Only two things went down on Thursday: The Hawks and a scrap between Mitchell Robinson and Dyson Daniels, resulting in both being ejected with looming potential ramifications for Robinson should the league decide to suspend him the first game of the Knicks’ second-round playoff series.
The Knicks, and their fans, can thank the basketball gods for this mid-series evolution into an Eastern Conference juggernaut — because had they drawn the Toronto Raptors in the first round and not the Hawks, the Knicks wouldn’t have faced the early adversity forcing them to change play styles on the fly.
Had the Hawks played their starters and beaten the Miami Heat in their season finale, the Knicks would have cruised to a first-round victory over a Raptors team they’ve beaten 14 times in a row. They would have had to do this soul searching in Round 2, with far less room for error.
In truth, the Hawks unlocked the Knicks’ full potential. When they stole Game 2 at Madison Square Garden then protected home court to take a 2-1 series lead in Game 3, the Knicks felt the fire beneath their feet, plus the piercing stare of an owner who’d set NBA Finals or bust expectations in January.
“I’ve got to give [Hawks head coach] Quin Snyder and his staff a lot of credit. They forced us — when I say us I mean not just our players, our coaches — they forced us to find ways to help the team be better,” Knicks coach Mike Brown said ahead of tipoff. “Sometimes when you win you make adjustments. Sometimes when you lose you make adjustments. You’re always trying to figure out how can we put our team in a better position to help them succeed on the floor. Not to say we have it figured out, but every single time that we step on the floor we’re trying to do that. We’re watching film, going through a million different hypotheticals, which you don’t do during the regular season.”
The Knicks haven’t been the same since their Game 3 loss in Atlanta. They beat the Hawks by 16 in Game 4 and 29 in Game 5 before embarrassing them by 51 to close them out on the road in Game 6. And it starts with Karl-Anthony Towns (12 points, 11 rebounds, 10 assists), who recorded his second triple-double in his last three games, the only playoff triple-doubles of his career.
If the Knicks can keep it up — if they keep running offense through Towns, if Towns keeps playing inspired defense, and if the Knicks continue to play selflessly on both ends of the floor — there’s no team, at least not in the East, that can slow them down.
At least that’s how it felt at State Farm Arena against an inferior Hawks team on Thursday.
Should the Knicks meet the Boston Celtics in the second round, they can kiss the idea of 40-, 50-, or 60-point leads goodbye. They’ll be in a dogfight for their playoff lives, likely without home-court advantage if it’s Boston vs. New York in a No. 2 vs. No 3 series.
And guess what? Maybe the Knicks will evolve again. Maybe they’ll change play styles and run sets more tailored to Boston’s (or Philly’s) personnel and offensive schemes.

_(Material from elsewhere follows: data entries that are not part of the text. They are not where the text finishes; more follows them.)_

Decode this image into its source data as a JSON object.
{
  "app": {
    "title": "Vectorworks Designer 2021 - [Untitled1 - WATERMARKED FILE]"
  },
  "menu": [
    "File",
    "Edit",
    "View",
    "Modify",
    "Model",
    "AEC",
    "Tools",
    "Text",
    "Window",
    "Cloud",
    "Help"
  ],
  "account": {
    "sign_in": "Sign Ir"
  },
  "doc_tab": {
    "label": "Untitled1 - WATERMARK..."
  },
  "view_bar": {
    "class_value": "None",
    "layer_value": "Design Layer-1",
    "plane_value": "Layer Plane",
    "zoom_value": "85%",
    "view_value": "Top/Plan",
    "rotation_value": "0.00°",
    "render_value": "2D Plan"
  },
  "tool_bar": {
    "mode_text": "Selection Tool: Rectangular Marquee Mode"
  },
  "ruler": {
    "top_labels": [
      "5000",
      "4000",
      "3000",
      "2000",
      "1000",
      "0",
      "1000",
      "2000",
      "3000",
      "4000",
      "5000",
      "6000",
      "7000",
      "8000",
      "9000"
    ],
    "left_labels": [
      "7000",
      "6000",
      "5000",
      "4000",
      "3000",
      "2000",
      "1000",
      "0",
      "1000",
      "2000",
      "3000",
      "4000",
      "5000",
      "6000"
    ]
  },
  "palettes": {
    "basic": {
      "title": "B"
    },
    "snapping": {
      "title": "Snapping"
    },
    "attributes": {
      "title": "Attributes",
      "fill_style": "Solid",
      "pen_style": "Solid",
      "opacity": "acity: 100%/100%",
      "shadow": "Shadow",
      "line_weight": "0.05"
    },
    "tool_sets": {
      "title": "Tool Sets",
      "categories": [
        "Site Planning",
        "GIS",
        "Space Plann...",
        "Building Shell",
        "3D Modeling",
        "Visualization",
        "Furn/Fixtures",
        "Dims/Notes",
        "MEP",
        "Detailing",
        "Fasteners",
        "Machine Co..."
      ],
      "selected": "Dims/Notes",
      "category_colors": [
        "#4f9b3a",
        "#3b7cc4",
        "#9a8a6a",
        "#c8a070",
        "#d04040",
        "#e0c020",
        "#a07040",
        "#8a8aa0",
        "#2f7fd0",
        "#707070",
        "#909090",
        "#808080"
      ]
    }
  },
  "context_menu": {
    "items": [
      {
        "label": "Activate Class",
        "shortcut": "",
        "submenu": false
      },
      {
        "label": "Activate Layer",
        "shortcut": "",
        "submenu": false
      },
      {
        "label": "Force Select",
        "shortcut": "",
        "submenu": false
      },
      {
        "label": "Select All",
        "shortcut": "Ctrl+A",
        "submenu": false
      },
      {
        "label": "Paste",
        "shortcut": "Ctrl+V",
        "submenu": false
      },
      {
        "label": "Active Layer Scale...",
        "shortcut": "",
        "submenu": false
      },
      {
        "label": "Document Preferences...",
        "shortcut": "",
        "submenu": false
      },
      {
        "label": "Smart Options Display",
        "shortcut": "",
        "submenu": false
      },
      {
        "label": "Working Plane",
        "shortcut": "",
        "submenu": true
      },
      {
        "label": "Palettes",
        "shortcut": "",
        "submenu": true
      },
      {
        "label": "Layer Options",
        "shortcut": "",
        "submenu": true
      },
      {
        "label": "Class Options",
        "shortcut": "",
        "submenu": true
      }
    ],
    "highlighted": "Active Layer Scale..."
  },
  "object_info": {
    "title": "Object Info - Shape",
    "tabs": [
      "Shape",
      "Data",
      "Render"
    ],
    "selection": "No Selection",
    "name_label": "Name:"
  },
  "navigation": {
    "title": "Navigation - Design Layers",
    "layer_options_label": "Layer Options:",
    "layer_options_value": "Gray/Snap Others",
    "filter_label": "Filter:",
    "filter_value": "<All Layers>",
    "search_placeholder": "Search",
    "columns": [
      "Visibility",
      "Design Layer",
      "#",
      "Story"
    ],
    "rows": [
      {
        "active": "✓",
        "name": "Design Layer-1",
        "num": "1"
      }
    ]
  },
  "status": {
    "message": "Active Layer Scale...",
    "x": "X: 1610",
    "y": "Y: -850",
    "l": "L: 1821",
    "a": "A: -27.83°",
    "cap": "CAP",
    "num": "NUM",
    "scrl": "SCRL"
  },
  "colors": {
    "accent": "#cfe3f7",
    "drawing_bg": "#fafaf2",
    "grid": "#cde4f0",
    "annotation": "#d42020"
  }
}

These Knicks aren’t as predictable as they were in past seasons. They’re more willing to experiment. More willing to trust each other. More willing to put the collective goal of winning a title above all else.
They look more like championship contenders than ever before. The real Knicks — your New York Knicks — finally decided to stand up.
Better late than never. The Knicks look the part they were cast for at the beginning of the season.